The Equal Pay Act (EPA) prohibits employers from discriminating “between employees on the basis of sex by paying wages to employees… at a rate less than the rate at which [it] pays wages to employees of the opposite sex.” Previously, courts determined that the EPA required companies to make sure the total compensation for employees of the opposite sex were equal. An employee’s total compensation consists of all payments a company makes to an employee. An employee’s salary, profit sharing, expense accounts, monthly minimums, bonuses, and any other form of reimbursement, payments, and earnings are all components of an employee’s total compensation.

On December 3, 2021, the U.S. Court of Appeals for the Fourth Circuit (whose decisions govern North Carolina, South Carolina, Virginia, West Virginia, and Maryland) decided in Sempowich v. Tactile Sys. Tech., Inc. that it is not total compensation that must be equal, rather the EPA requires employees to be equal on each component of their compensation. Why? The EPA places an emphasis on wage rates, so compensation cannot be combined into one lump sum when comparing earnings.

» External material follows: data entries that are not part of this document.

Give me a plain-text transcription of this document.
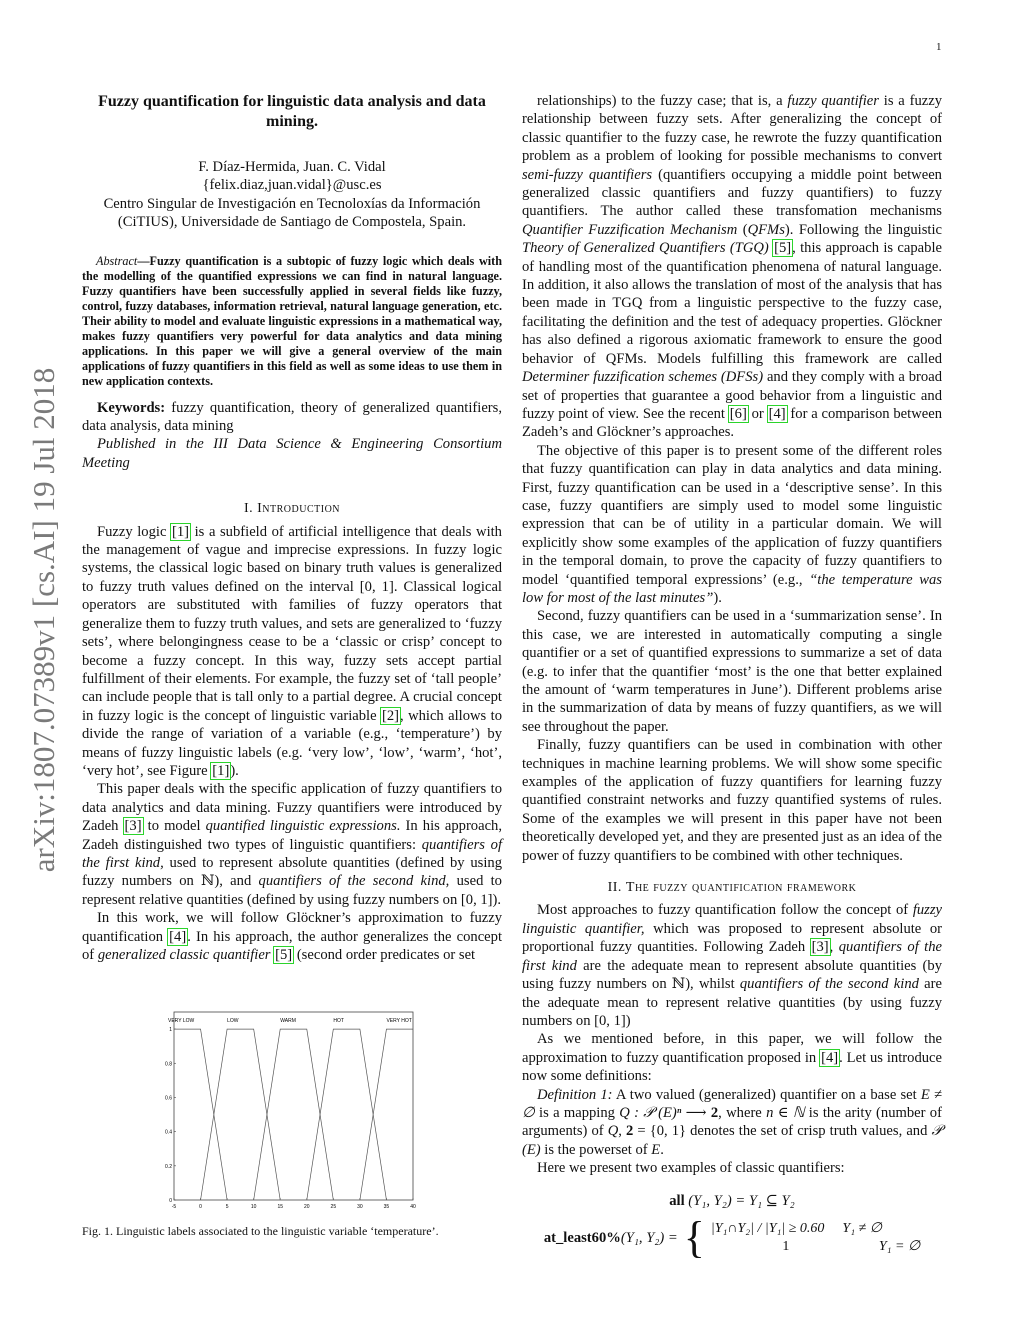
1
arXiv:1807.07389v1 [cs.AI] 19 Jul 2018
Fuzzy quantification for linguistic data analysis and data mining.
F. Díaz-Hermida, Juan. C. Vidal
{felix.diaz,juan.vidal}@usc.es
Centro Singular de Investigación en Tecnoloxías da Información
(CiTIUS), Universidade de Santiago de Compostela, Spain.
Abstract—Fuzzy quantification is a subtopic of fuzzy logic which deals with the modelling of the quantified expressions we can find in natural language. Fuzzy quantifiers have been successfully applied in several fields like fuzzy, control, fuzzy databases, information retrieval, natural language generation, etc. Their ability to model and evaluate linguistic expressions in a mathematical way, makes fuzzy quantifiers very powerful for data analytics and data mining applications. In this paper we will give a general overview of the main applications of fuzzy quantifiers in this field as well as some ideas to use them in new application contexts.

Keywords: fuzzy quantification, theory of generalized quantifiers, data analysis, data mining

Published in the III Data Science & Engineering Consortium Meeting

I. Introduction

Fuzzy logic [1] is a subfield of artificial intelligence that deals with the management of vague and imprecise expressions. In fuzzy logic systems, the classical logic based on binary truth values is generalized to fuzzy truth values defined on the interval [0, 1]. Classical logical operators are substituted with families of fuzzy operators that generalize them to fuzzy truth values, and sets are generalized to ‘fuzzy sets’, where belongingness cease to be a ‘classic or crisp’ concept to become a fuzzy concept. In this way, fuzzy sets accept partial fulfillment of their elements. For example, the fuzzy set of ‘tall people’ can include people that is tall only to a partial degree. A crucial concept in fuzzy logic is the concept of linguistic variable [2], which allows to divide the range of variation of a variable (e.g., ‘temperature’) by means of fuzzy linguistic labels (e.g. ‘very low’, ‘low’, ‘warm’, ‘hot’, ‘very hot’, see Figure [1]).

This paper deals with the specific application of fuzzy quantifiers to data analytics and data mining. Fuzzy quantifiers were introduced by Zadeh [3] to model quantified linguistic expressions. In his approach, Zadeh distinguished two types of linguistic quantifiers: quantifiers of the first kind, used to represent absolute quantities (defined by using fuzzy numbers on ℕ), and quantifiers of the second kind, used to represent relative quantities (defined by using fuzzy numbers on [0, 1]).

In this work, we will follow Glöckner’s approximation to fuzzy quantification [4]. In his approach, the author generalizes the concept of generalized classic quantifier [5] (second order predicates or set

relationships) to the fuzzy case; that is, a fuzzy quantifier is a fuzzy relationship between fuzzy sets. After generalizing the concept of classic quantifier to the fuzzy case, he rewrote the fuzzy quantification problem as a problem of looking for possible mechanisms to convert semi-fuzzy quantifiers (quantifiers occupying a middle point between generalized classic quantifiers and fuzzy quantifiers) to fuzzy quantifiers. The author called these transfomation mechanisms Quantifier Fuzzification Mechanism (QFMs). Following the linguistic Theory of Generalized Quantifiers (TGQ) [5], this approach is capable of handling most of the quantification phenomena of natural language. In addition, it also allows the translation of most of the analysis that has been made in TGQ from a linguistic perspective to the fuzzy case, facilitating the definition and the test of adequacy properties. Glöckner has also defined a rigorous axiomatic framework to ensure the good behavior of QFMs. Models fulfilling this framework are called Determiner fuzzification schemes (DFSs) and they comply with a broad set of properties that guarantee a good behavior from a linguistic and fuzzy point of view. See the recent [6] or [4] for a comparison between Zadeh’s and Glöckner’s approaches.

The objective of this paper is to present some of the different roles that fuzzy quantification can play in data analytics and data mining. First, fuzzy quantification can be used in a ‘descriptive sense’. In this case, fuzzy quantifiers are simply used to model some linguistic expression that can be of utility in a particular domain. We will explicitly show some examples of the application of fuzzy quantifiers in the temporal domain, to prove the capacity of fuzzy quantifiers to model ‘quantified temporal expressions’ (e.g., “the temperature was low for most of the last minutes”).

Second, fuzzy quantifiers can be used in a ‘summarization sense’. In this case, we are interested in automatically computing a single quantifier or a set of quantified expressions to summarize a set of data (e.g. to infer that the quantifier ‘most’ is the one that better explained the amount of ‘warm temperatures in June’). Different problems arise in the summarization of data by means of fuzzy quantifiers, as we will see throughout the paper.

Finally, fuzzy quantifiers can be used in combination with other techniques in machine learning problems. We will show some specific examples of the application of fuzzy quantifiers for learning fuzzy quantified constraint networks and fuzzy quantified systems of rules. Some of the examples we will present in this paper have not been theoretically developed yet, and they are presented just as an idea of the power of fuzzy quantifiers to be combined with other techniques.

II. The fuzzy quantification framework

Most approaches to fuzzy quantification follow the concept of fuzzy linguistic quantifier, which was proposed to represent absolute or proportional fuzzy quantities. Following Zadeh [3], quantifiers of the first kind are the adequate mean to represent absolute quantities (by using fuzzy numbers on ℕ), whilst quantifiers of the second kind are the adequate mean to represent relative quantities (by using fuzzy numbers on [0, 1])

As we mentioned before, in this paper, we will follow the approximation to fuzzy quantification proposed in [4]. Let us introduce now some definitions:

Definition 1: A two valued (generalized) quantifier on a base set E ≠ ∅ is a mapping Q : 𝒫 (E)ⁿ ⟶ 2, where n ∈ ℕ is the arity (number of arguments) of Q, 2 = {0, 1} denotes the set of crisp truth values, and 𝒫 (E) is the powerset of E.

Here we present two examples of classic quantifiers:

all (Y₁, Y₂) = Y₁ ⊆ Y₂
at_least60% (Y₁, Y₂) = { |Y₁∩Y₂| / |Y₁| ≥ 0.60 Y₁ ≠ ∅
1	Y₁ = ∅
-5	0	5	10	15	20	25	30	35	40
0
0.2
0.4
0.6
0.8
1
VERY LOW	LOW	WARM	HOT	VERY HOT
Fig. 1. Linguistic labels associated to the linguistic variable ‘temperature’.
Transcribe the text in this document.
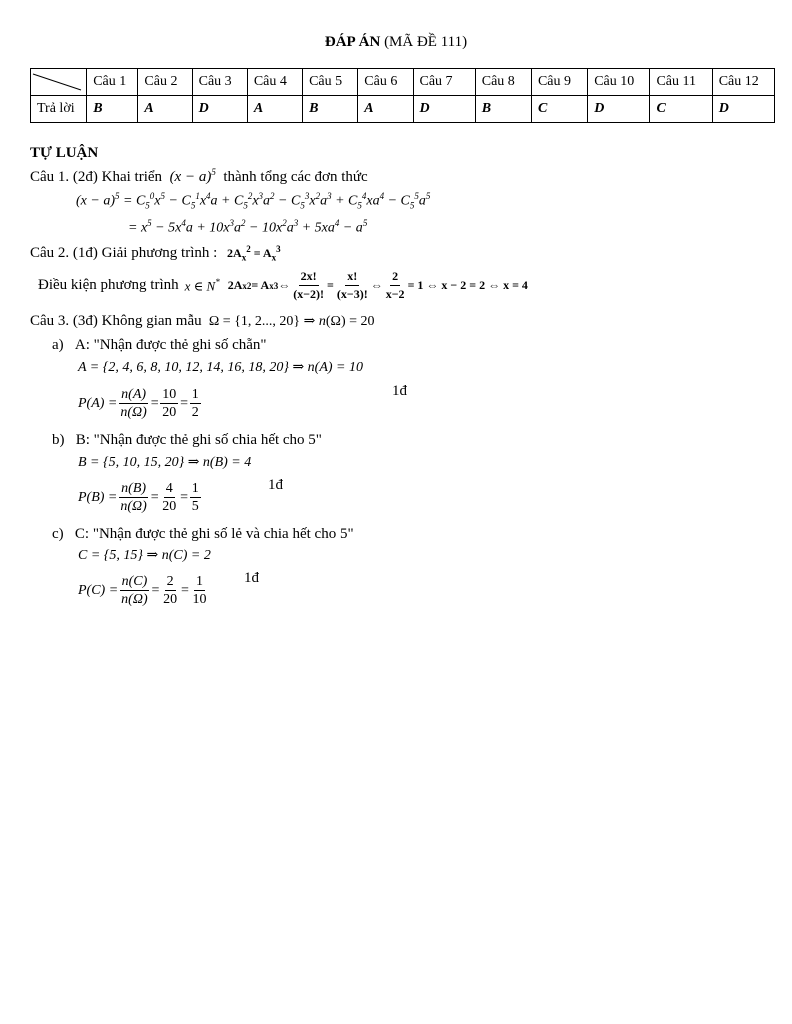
ĐÁP ÁN (MÃ ĐỀ 111)
	Câu 1	Câu 2	Câu 3	Câu 4	Câu 5	Câu 6	Câu 7	Câu 8	Câu 9	Câu 10	Câu 11	Câu 12
Trả lời	B	A	D	A	B	A	D	B	C	D	C	D
TỰ LUẬN
Câu 1. (2đ) Khai triển $(x - a)^5$ thành tổng các đơn thức
$(x - a)^5 = C_5^0x^5 - C_5^1x^4a + C_5^2x^3a^2 - C_5^3x^2a^3 + C_5^4xa^4 - C_5^5a^5$
= $x^5 - 5x^4a + 10x^3a^2 - 10x^2a^3 + 5xa^4 - a^5$
Câu 2. (1đ) Giải phương trình :   $2A_x^2 = A_x^3$
Điều kiện phương trình x ∈ N* 2A x 2 = A x 3 ⇔ $\frac{2x!}{(x-2)!} = \frac{x!}{(x-3)!}$ ⇔ $\frac{2}{x-2} = 1$ ⇔ x − 2 = 2 ⇔ x = 4
Câu 3. (3đ) Không gian mẫu  Ω = {1, 2..., 20} ⇒ n(Ω) = 20
a) A: "Nhận được thẻ ghi số chẵn"
A = {2, 4, 6, 8, 10, 12, 14, 16, 18, 20} ⇒ n(A) = 10
$P(A) = \frac{n(A)}{n(\Omega)} = \frac{10}{20} = \frac{1}{2}$	1đ
b) B: "Nhận được thẻ ghi số chia hết cho 5"
B = {5, 10, 15, 20} ⇒ n(B) = 4
$P(B) = \frac{n(B)}{n(\Omega)} = \frac{4}{20} = \frac{1}{5}$	1đ
c) C: "Nhận được thẻ ghi số lẻ và chia hết cho 5"
C = {5, 15} ⇒ n(C) = 2
$P(C) = \frac{n(C)}{n(\Omega)} = \frac{2}{20} = \frac{1}{10}$ 1đ
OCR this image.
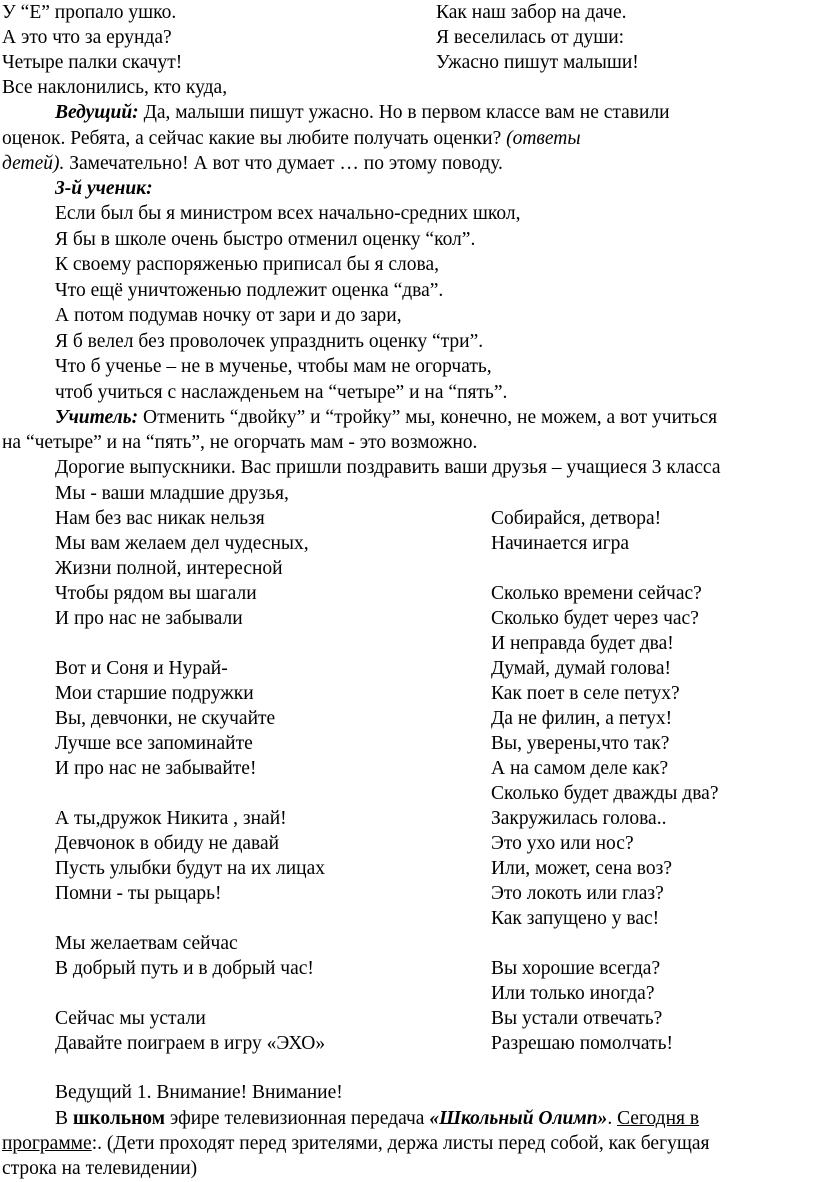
У “Е” пропало ушко.
А это что за ерунда?
Четыре палки скачут!
Все наклонились, кто куда,
Как наш забор на даче.
Я веселилась от души:
Ужасно пишут малыши!
Ведущий: Да, малыши пишут ужасно. Но в первом классе вам не ставили
оценок. Ребята, а сейчас какие вы любите получать оценки? (ответы
детей). Замечательно! А вот что думает … по этому поводу.
3-й ученик:
Если был бы я министром всех начально-средних школ,
Я бы в школе очень быстро отменил оценку “кол”.
К своему распоряженью приписал бы я слова,
Что ещё уничтоженью подлежит оценка “два”.
А потом подумав ночку от зари и до зари,
Я б велел без проволочек упразднить оценку “три”.
Что б ученье – не в мученье, чтобы мам не огорчать,
чтоб учиться с наслажденьем на “четыре” и на “пять”.
Учитель: Отменить “двойку” и “тройку” мы, конечно, не можем, а вот учиться
на “четыре” и на “пять”, не огорчать мам - это возможно.
Дорогие выпускники. Вас пришли поздравить ваши друзья – учащиеся 3 класса
Мы - ваши младшие друзья,
Нам без вас никак нельзя
Мы вам желаем дел чудесных,
Жизни полной, интересной
Чтобы рядом вы шагали
И про нас не забывали
Вот и Соня и Нурай-
Мои старшие подружки
Вы, девчонки, не скучайте
Лучше все запоминайте
И про нас не забывайте!
А ты,дружок Никита , знай!
Девчонок в обиду не давай
Пусть улыбки будут на их лицах
Помни - ты рыцарь!
Мы желаетвам сейчас
В добрый путь и в добрый час!
Сейчас мы устали
Давайте поиграем в игру «ЭХО»
Собирайся, детвора!
Начинается игра
Сколько времени сейчас?
Сколько будет через час?
И неправда будет два!
Думай, думай голова!
Как поет в селе петух?
Да не филин, а петух!
Вы, уверены,что так?
А на самом деле как?
Сколько будет дважды два?
Закружилась голова..
Это ухо или нос?
Или, может, сена воз?
Это локоть или глаз?
Как запущено у вас!
Вы хорошие всегда?
Или только иногда?
Вы устали отвечать?
Разрешаю помолчать!
Ведущий 1. Внимание! Внимание!
В школьном эфире телевизионная передача «Школьный Олимп». Сегодня в
программе:. (Дети проходят перед зрителями, держа листы перед собой, как бегущая
строка на телевидении)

How does this apply to your employees? Take two employees: Employee A, a male employee, and Employee B, a female employee. Employee A and Employee B have the same qualifications, job title, job duties, and supervisors. Employee A receives $90,000 in salary and has a $5,000 expense account. Employee B receives $80,000 in salary and also has a $5,000 expense account. At the end of the year, Employee A receives a bonus of $5,000, bringing his total compensation to $100,000; and Employee B receives a bonus of $15,000, bringing her total compensation also to $100,000. Although Employee A and Employee B receive the same total compensation, Employee B can still sue the company for discrimination because her salary is lower than Employee A’s salary.

It remains to be seen whether the decision will be followed outside of the Fourth Circuit. For now, employers should examine if any inequalities exist regarding the components of their employees’ pay. Additionally, employers who distribute bonuses as a means of closing or remedying inequalities in base pay may be more vulnerable to lawsuits in the years that come.